While simulation is vital for optimizing robotic systems, the cost of modeling deformable terrain has long limited its use in full-vehicle studies of off-road autonomous mobility. For example, Discrete Element Method (DEM) simulations are often confined to single-wheel tests, which obscures coupled wheel-vehicle-controller interactions and prevents joint optimization of mechanical design and control. This paper presents a Bayesian optimization framework that co-designs rover wheel geometry and steering controller parameters using high-fidelity, full-vehicle closed-loop simulations on deformable terrain. Using the efficiency and scalability of a continuum-representation model (CRM) for terramechanics, we evaluate candidate designs on trajectories of varying complexity while towing a fixed load. The optimizer tunes wheel parameters (radius, width, and grouser features) and steering PID gains under a multi-objective formulation that balances traversal speed, tracking error, and energy consumption. We compare two strategies: simultaneous co-optimization of wheel and controller parameters versus a sequential approach that decouples mechanical and control design. We analyze trade-offs in performance and computational cost. Across 3,000 full-vehicle simulations, campaigns finish in five to nine days, versus months with the group's earlier DEM-based workflow. Finally, a preliminary hardware study suggests the simulation-optimized wheel designs preserve relative performance trends on the physical rover. Together, these results show that scalable, high-fidelity simulation can enable practical co-optimization of wheel design and control for off-road vehicles on deformable terrain without relying on prohibitively expensive DEM studies. The simulation infrastructure (scripts and models) is released as open source in a public repository to support reproducibility and further research.
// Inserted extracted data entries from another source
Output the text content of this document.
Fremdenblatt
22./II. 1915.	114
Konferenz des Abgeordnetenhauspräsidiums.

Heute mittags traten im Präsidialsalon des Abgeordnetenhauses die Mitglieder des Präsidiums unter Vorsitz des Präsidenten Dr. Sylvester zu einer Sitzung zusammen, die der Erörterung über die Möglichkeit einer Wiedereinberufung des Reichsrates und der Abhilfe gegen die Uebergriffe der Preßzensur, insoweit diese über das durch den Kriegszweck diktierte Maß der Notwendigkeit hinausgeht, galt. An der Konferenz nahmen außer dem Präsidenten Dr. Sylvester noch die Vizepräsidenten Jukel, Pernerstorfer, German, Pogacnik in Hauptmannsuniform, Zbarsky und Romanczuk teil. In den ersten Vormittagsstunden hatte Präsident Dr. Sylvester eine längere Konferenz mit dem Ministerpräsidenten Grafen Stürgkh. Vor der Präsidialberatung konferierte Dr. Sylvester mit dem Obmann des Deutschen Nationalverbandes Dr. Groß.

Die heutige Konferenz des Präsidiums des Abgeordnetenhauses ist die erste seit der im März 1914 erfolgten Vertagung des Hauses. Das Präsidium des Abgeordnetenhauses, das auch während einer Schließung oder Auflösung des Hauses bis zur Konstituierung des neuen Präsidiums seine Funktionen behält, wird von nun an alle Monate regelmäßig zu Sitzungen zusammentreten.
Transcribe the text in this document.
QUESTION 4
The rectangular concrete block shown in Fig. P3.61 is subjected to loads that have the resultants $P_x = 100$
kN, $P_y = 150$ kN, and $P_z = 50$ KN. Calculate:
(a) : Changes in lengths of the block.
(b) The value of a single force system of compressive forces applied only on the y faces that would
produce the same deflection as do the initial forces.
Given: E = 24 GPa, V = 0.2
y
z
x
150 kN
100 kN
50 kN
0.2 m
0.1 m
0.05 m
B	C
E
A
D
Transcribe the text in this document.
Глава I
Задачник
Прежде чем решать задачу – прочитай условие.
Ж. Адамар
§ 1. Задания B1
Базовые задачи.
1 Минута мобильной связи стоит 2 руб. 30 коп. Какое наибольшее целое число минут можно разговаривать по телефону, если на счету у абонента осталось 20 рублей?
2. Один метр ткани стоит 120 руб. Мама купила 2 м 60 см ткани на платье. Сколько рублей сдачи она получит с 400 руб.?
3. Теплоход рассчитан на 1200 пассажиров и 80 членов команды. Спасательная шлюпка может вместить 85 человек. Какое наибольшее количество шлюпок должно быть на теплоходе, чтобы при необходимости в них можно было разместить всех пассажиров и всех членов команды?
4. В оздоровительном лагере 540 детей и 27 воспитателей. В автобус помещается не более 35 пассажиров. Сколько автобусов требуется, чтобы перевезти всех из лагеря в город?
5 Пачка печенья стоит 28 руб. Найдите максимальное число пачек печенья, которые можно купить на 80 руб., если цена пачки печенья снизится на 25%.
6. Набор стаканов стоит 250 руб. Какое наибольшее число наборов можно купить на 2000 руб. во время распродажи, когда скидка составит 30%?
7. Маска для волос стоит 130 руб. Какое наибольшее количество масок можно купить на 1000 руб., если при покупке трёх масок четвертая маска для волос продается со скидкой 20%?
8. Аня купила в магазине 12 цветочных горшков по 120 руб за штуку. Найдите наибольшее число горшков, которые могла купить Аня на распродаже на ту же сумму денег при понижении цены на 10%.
翻译：尽管仿真是优化机器人系统的关键手段，但可变形地形建模的高昂成本长期以来限制了其在越野自主移动性全车研究中的应用。例如，离散元法（DEM）仿真通常局限于单轮测试，这模糊了车轮-车辆-控制器之间的耦合相互作用，阻碍了机械设计与控制的联合优化。本文提出了一种贝叶斯优化框架，通过在可变形地形上进行高保真度全车闭环仿真，协同设计火星车车轮几何形状与转向控制器参数。利用基于连续介质表征模型（CRM）的土力学方法在效率与可扩展性方面的优势，我们在牵引固定负载的条件下，通过不同复杂度的轨迹对候选设计方案进行评估。该优化器在多目标框架下（平衡行驶速度、轨迹跟踪误差与能耗）对车轮参数（半径、宽度及轮刺特征）与转向PID增益进行调优。我们比较了两种策略：车轮与控制器参数的同步协同优化，以及将机械设计与控制设计解耦的顺序优化方法。我们分析了性能与计算成本之间的权衡关系。在累计3,000次全车仿真中，优化任务在5至9天内完成，而该团队早期基于DEM的工作流程则需要数月时间。最后，一项初步的硬件研究表明，经仿真优化的车轮设计在物理火星车上保持了相对性能趋势。综上所述，这些结果表明：无需依赖成本过高的DEM研究，可扩展的高保真仿真能够实现可变形地形上越野车辆车轮设计与控制的实用化协同优化。仿真基础设施（脚本与模型）已在公共代码库中开源发布，以支持研究的可复现性与后续探索。